The picture is similar in the agricultural sector, with recent research finding that parts of the Iberian Peninsula are the driest in 1,200 years.
Spanish farmers have been planting more sunflowers since the start of the year in an attempt to compensate for the loss of sunflower oil from Ukraine – the world’s biggest producer, where war has led to a sharp drop in production.
But a sun-loving flower also needs the blessing of rain – and there is none, leading to a mass of shriveled crops that produce neither seed nor oil.
As she rips dead sunflowers from her parched fields, Isabel Villegas wonders if she should try again.
“If it doesn’t rain by the end of the year, there’s no point in planting more,” he says. “That would be like throwing money at the land without a crop. And there’s no rain in the forecast right now.”
A recent report by the Global Drought Observatory concluded that Europe is experiencing its worst drought in 500 years.
Several countries across the continent are battling wildfires and heatwaves, with Spain particularly hard hit. More than 270,000 hectares have burned here this year, according to the European Forest Fire Information System.
Extreme heat and a lack of rainfall have led to a dramatic drop in the levels of Spain’s natural water reserves. The Vinuela reservoir near Malaga is just over 10% of capacity.
Elsewhere, medieval seaside villages, long buried under rivers, have been exposed as the water evaporates.
The Spanish government is now expanding desalination plants and building new ones, harnessing the ocean to ease water shortages.

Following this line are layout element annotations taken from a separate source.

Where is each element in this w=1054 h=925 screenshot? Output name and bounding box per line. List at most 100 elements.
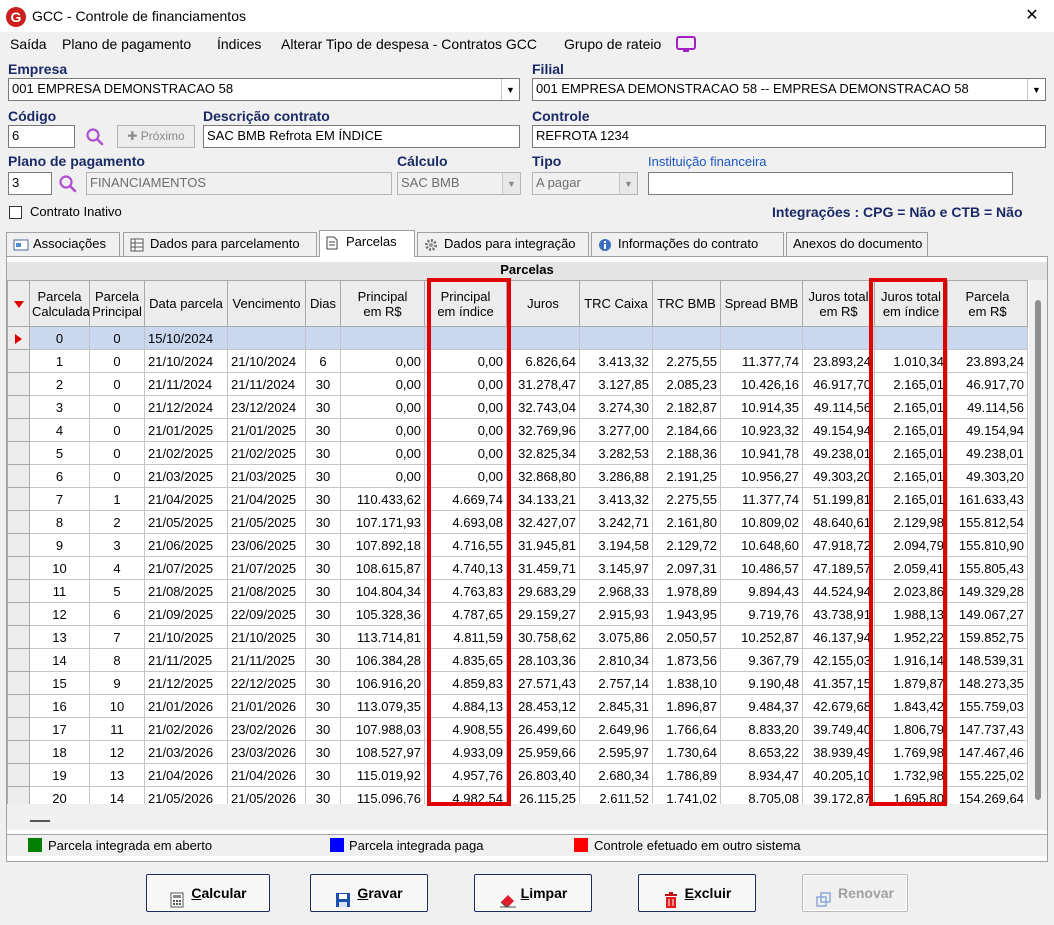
- table-row[interactable]: 5 0 21/02/2025 21/02/2025 30 0,00 0,00 32.825,3…: [7, 441, 1028, 465]
- row-indicator[interactable]: [7, 418, 30, 442]
- table-cell: 49.238,01: [802, 441, 875, 465]
- table-row[interactable]: 10 4 21/07/2025 21/07/2025 30 108.615,87 4.740…: [7, 556, 1028, 580]
- filial-select[interactable]: 001 EMPRESA DEMONSTRACAO 58 -- EMPRESA D…: [532, 78, 1046, 101]
- table-cell: 1.769,98: [874, 740, 948, 764]
- column-header[interactable]: Vencimento: [227, 280, 306, 327]
- column-header[interactable]: Spread BMB: [720, 280, 803, 327]
- monitor-icon[interactable]: [676, 36, 696, 57]
- column-header[interactable]: Juros: [506, 280, 580, 327]
- row-indicator[interactable]: [7, 717, 30, 741]
- row-indicator[interactable]: [7, 395, 30, 419]
- table-row[interactable]: 17 11 21/02/2026 23/02/2026 30 107.988,03 4.90…: [7, 717, 1028, 741]
- empresa-select[interactable]: 001 EMPRESA DEMONSTRACAO 58 ▼: [8, 78, 520, 101]
- instituicao-input[interactable]: [648, 172, 1013, 195]
- horizontal-scrollbar-thumb[interactable]: [30, 820, 50, 822]
- row-indicator[interactable]: [7, 349, 30, 373]
- table-row[interactable]: 7 1 21/04/2025 21/04/2025 30 110.433,62 4.669,…: [7, 487, 1028, 511]
- limpar-button[interactable]: Limpar: [474, 874, 592, 912]
- vertical-scrollbar-thumb[interactable]: [1035, 300, 1041, 800]
- table-row[interactable]: 19 13 21/04/2026 21/04/2026 30 115.019,92 4.95…: [7, 763, 1028, 787]
- calculator-icon: [169, 885, 185, 908]
- contrato-inativo-checkbox[interactable]: [9, 206, 22, 219]
- row-indicator-header[interactable]: [7, 280, 30, 327]
- table-cell: 21/04/2025: [144, 487, 228, 511]
- row-indicator[interactable]: [7, 326, 30, 350]
- excluir-button[interactable]: Excluir: [638, 874, 756, 912]
- search-icon[interactable]: [58, 174, 77, 193]
- column-header[interactable]: TRC BMB: [652, 280, 721, 327]
- column-header[interactable]: Parcela em R$: [947, 280, 1028, 327]
- row-indicator[interactable]: [7, 648, 30, 672]
- close-button[interactable]: ✕: [1016, 4, 1048, 28]
- search-icon[interactable]: [85, 127, 104, 146]
- column-header[interactable]: Parcela Principal: [89, 280, 145, 327]
- table-row[interactable]: 9 3 21/06/2025 23/06/2025 30 107.892,18 4.716,…: [7, 533, 1028, 557]
- plano-code-input[interactable]: 3: [8, 172, 52, 195]
- row-indicator[interactable]: [7, 671, 30, 695]
- table-row[interactable]: 4 0 21/01/2025 21/01/2025 30 0,00 0,00 32.769,9…: [7, 418, 1028, 442]
- table-cell: 23/02/2026: [227, 717, 306, 741]
- table-row[interactable]: 2 0 21/11/2024 21/11/2024 30 0,00 0,00 31.278,4…: [7, 372, 1028, 396]
- table-row[interactable]: 6 0 21/03/2025 21/03/2025 30 0,00 0,00 32.868,8…: [7, 464, 1028, 488]
- row-indicator[interactable]: [7, 441, 30, 465]
- menu-indices[interactable]: Índices: [217, 36, 261, 52]
- chevron-down-icon[interactable]: ▼: [501, 79, 519, 100]
- empresa-label: Empresa: [8, 61, 68, 77]
- column-header[interactable]: Principal em R$: [340, 280, 425, 327]
- table-row[interactable]: 11 5 21/08/2025 21/08/2025 30 104.804,34 4.763…: [7, 579, 1028, 603]
- table-row[interactable]: 0 0 15/10/2024: [7, 326, 1028, 350]
- row-indicator[interactable]: [7, 464, 30, 488]
- tab-dados-integracao[interactable]: Dados para integração: [417, 232, 589, 256]
- row-indicator[interactable]: [7, 694, 30, 718]
- table-cell: 2.191,25: [652, 464, 721, 488]
- row-indicator[interactable]: [7, 533, 30, 557]
- table-cell: 21/06/2025: [144, 533, 228, 557]
- table-row[interactable]: 1 0 21/10/2024 21/10/2024 6 0,00 0,00 6.826,64 3…: [7, 349, 1028, 373]
- row-indicator[interactable]: [7, 372, 30, 396]
- chevron-down-icon[interactable]: ▼: [1027, 79, 1045, 100]
- gravar-button[interactable]: Gravar: [310, 874, 428, 912]
- tab-dados-parcelamento[interactable]: Dados para parcelamento: [123, 232, 317, 256]
- row-indicator[interactable]: [7, 487, 30, 511]
- controle-input[interactable]: REFROTA 1234: [532, 125, 1046, 148]
- menu-saida[interactable]: Saída: [10, 36, 47, 52]
- tab-informacoes-contrato[interactable]: Informações do contrato: [591, 232, 784, 256]
- menu-grupo-rateio[interactable]: Grupo de rateio: [564, 36, 661, 52]
- column-header[interactable]: TRC Caixa: [579, 280, 653, 327]
- menu-alterar-tipo-despesa[interactable]: Alterar Tipo de despesa - Contratos GCC: [281, 36, 537, 52]
- table-row[interactable]: 18 12 21/03/2026 23/03/2026 30 108.527,97 4.93…: [7, 740, 1028, 764]
- row-indicator[interactable]: [7, 763, 30, 787]
- table-row[interactable]: 16 10 21/01/2026 21/01/2026 30 113.079,35 4.88…: [7, 694, 1028, 718]
- table-row[interactable]: 13 7 21/10/2025 21/10/2025 30 113.714,81 4.811…: [7, 625, 1028, 649]
- codigo-input[interactable]: 6: [8, 125, 75, 148]
- tab-associacoes[interactable]: Associações: [6, 232, 120, 256]
- table-row[interactable]: 15 9 21/12/2025 22/12/2025 30 106.916,20 4.859…: [7, 671, 1028, 695]
- column-header[interactable]: Data parcela: [144, 280, 228, 327]
- tab-anexos-documento[interactable]: Anexos do documento: [786, 232, 928, 256]
- row-indicator[interactable]: [7, 602, 30, 626]
- table-cell: 155.810,90: [947, 533, 1028, 557]
- tab-parcelas[interactable]: Parcelas: [319, 230, 415, 257]
- table-cell: 3.413,32: [579, 349, 653, 373]
- calcular-button[interactable]: Calcular: [146, 874, 270, 912]
- parcelas-grid[interactable]: Parcela Calculada Parcela Principal Data par…: [7, 280, 1028, 810]
- row-indicator[interactable]: [7, 625, 30, 649]
- column-header[interactable]: Principal em índice: [424, 280, 507, 327]
- table-row[interactable]: 3 0 21/12/2024 23/12/2024 30 0,00 0,00 32.743,0…: [7, 395, 1028, 419]
- row-indicator[interactable]: [7, 556, 30, 580]
- table-row[interactable]: 12 6 21/09/2025 22/09/2025 30 105.328,36 4.787…: [7, 602, 1028, 626]
- row-indicator[interactable]: [7, 740, 30, 764]
- menu-plano-pagamento[interactable]: Plano de pagamento: [62, 36, 191, 52]
- row-indicator[interactable]: [7, 579, 30, 603]
- column-header[interactable]: Juros total em índice: [874, 280, 948, 327]
- row-indicator[interactable]: [7, 510, 30, 534]
- descricao-input[interactable]: SAC BMB Refrota EM ÍNDICE: [203, 125, 520, 148]
- table-row[interactable]: 8 2 21/05/2025 21/05/2025 30 107.171,93 4.693,…: [7, 510, 1028, 534]
- table-row[interactable]: 14 8 21/11/2025 21/11/2025 30 106.384,28 4.835…: [7, 648, 1028, 672]
- horizontal-scrollbar[interactable]: [7, 804, 1047, 830]
- column-header[interactable]: Parcela Calculada: [29, 280, 90, 327]
- column-header[interactable]: Dias: [305, 280, 341, 327]
- table-cell: 21/03/2026: [144, 740, 228, 764]
- column-header[interactable]: Juros total em R$: [802, 280, 875, 327]
- proximo-button[interactable]: ✚ Próximo: [117, 125, 195, 148]
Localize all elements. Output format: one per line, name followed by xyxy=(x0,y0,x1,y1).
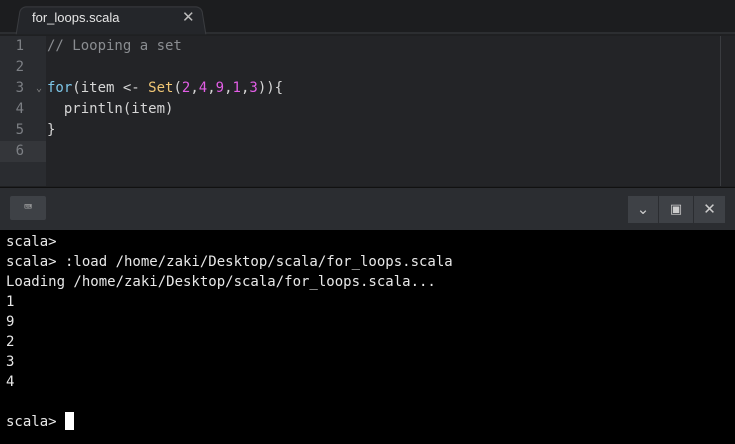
terminal-output[interactable]: scala> scala> :load /home/zaki/Desktop/sc… xyxy=(0,230,735,444)
code-token: ( xyxy=(173,80,182,96)
code-token: } xyxy=(47,122,56,138)
terminal-line: 1 xyxy=(6,294,15,310)
code-token: , xyxy=(207,80,216,96)
line-number: 2 xyxy=(15,59,24,75)
terminal-line: Loading /home/zaki/Desktop/scala/for_loo… xyxy=(6,274,436,290)
code-line: } xyxy=(47,120,720,141)
code-token: )){ xyxy=(257,80,284,96)
code-editor[interactable]: 1 2 3 ⌄ 4 5 6 // Looping a set for(item <- Set(… xyxy=(0,36,735,186)
code-token: 1 xyxy=(232,80,241,96)
terminal-panel-toolbar: ⌨ ⌄ ▣ ✕ xyxy=(0,187,735,230)
code-token: 9 xyxy=(215,80,225,96)
code-area[interactable]: // Looping a set for(item <- Set(2,4,9,1,… xyxy=(47,36,720,162)
tab-bar: for_loops.scala ✕ xyxy=(0,0,735,35)
code-line: // Looping a set xyxy=(47,36,720,57)
code-token: // Looping a set xyxy=(47,38,182,54)
code-token: (item <- xyxy=(72,80,149,96)
code-token: for xyxy=(47,80,73,96)
code-line: for(item <- Set(2,4,9,1,3)){ xyxy=(47,78,720,99)
code-token: Set xyxy=(148,80,174,96)
fold-chevron-icon[interactable]: ⌄ xyxy=(36,78,42,99)
line-number: 6 xyxy=(0,141,46,162)
maximize-panel-button[interactable]: ▣ xyxy=(659,196,693,223)
code-token: , xyxy=(224,80,233,96)
terminal-prompt-line[interactable]: scala> xyxy=(6,412,729,432)
terminal-line: 4 xyxy=(6,374,15,390)
terminal-line: 2 xyxy=(6,334,15,350)
code-token: println(item) xyxy=(47,101,174,117)
line-gutter: 1 2 3 ⌄ 4 5 6 xyxy=(0,36,46,186)
code-line: println(item) xyxy=(47,99,720,120)
line-number: 4 xyxy=(15,101,24,117)
editor-scrollbar[interactable] xyxy=(720,36,735,186)
code-token: , xyxy=(190,80,199,96)
line-number: 1 xyxy=(15,38,24,54)
collapse-panel-button[interactable]: ⌄ xyxy=(628,196,658,223)
tab-title[interactable]: for_loops.scala xyxy=(32,10,119,25)
line-number: 3 ⌄ xyxy=(0,78,46,99)
terminal-line: scala> :load /home/zaki/Desktop/scala/fo… xyxy=(6,254,453,270)
text-cursor xyxy=(65,412,75,430)
terminal-line: scala> xyxy=(6,234,57,250)
close-panel-button[interactable]: ✕ xyxy=(694,196,725,223)
terminal-prompt: scala> xyxy=(6,414,66,430)
tab-close-icon[interactable]: ✕ xyxy=(182,8,195,26)
terminal-line: 9 xyxy=(6,314,15,330)
terminal-line: 3 xyxy=(6,354,15,370)
code-token: 3 xyxy=(249,80,258,96)
code-token: 4 xyxy=(198,80,208,96)
keyboard-icon[interactable]: ⌨ xyxy=(10,196,46,220)
line-number: 5 xyxy=(15,122,24,138)
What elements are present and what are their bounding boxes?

At Campo de Dalias, next to the beach town of Almeria, we were led down to the cave where the sea water is channeled.
The salt from one half is extracted to produce clean water, while the other half absorbs the added salt and is then pumped back into the ocean, where it causes no environmental damage.
The plant produces 90,000 cubic meters of clean water every day, but has been ordered to increase to around 130,000 cubic meters within four years.
Around the facility, fields are littered with plastic sheets, which act as greenhouses for the fruits and vegetables growing underneath.
Half of the water produced at the desalination plant is used to irrigate crops here. Spain produces more fruit and vegetables than any other country in the European Union.
That, some scientists say, is part of the problem — that in an era of acute water scarcity, this country can no longer afford to be “the garden of Europe,” as it is often called.
“The total area of irrigated land in Spain has increased in recent decades, both legally and illegally,” says Julia Martinez, from the New Water Culture Foundation.
He believes the country’s current water management model is unsustainable.
“Irrigated land consumes 85% of all water resources. With the remaining 15% it is not possible to meet all the remaining water demands, some of which have higher priorities.
Unless we change the balance, we cannot improve the condition of our rivers or adapt to climate change.”
Cracked ground, dried up rivers, withered crops: Spain’s rich land is being impoverished by a man-made climate emergency. On our planet and in our pockets, its cost is becoming more and more impressive.
And in the beautiful but parched plains of Andalucía, there is still no forecast for rain.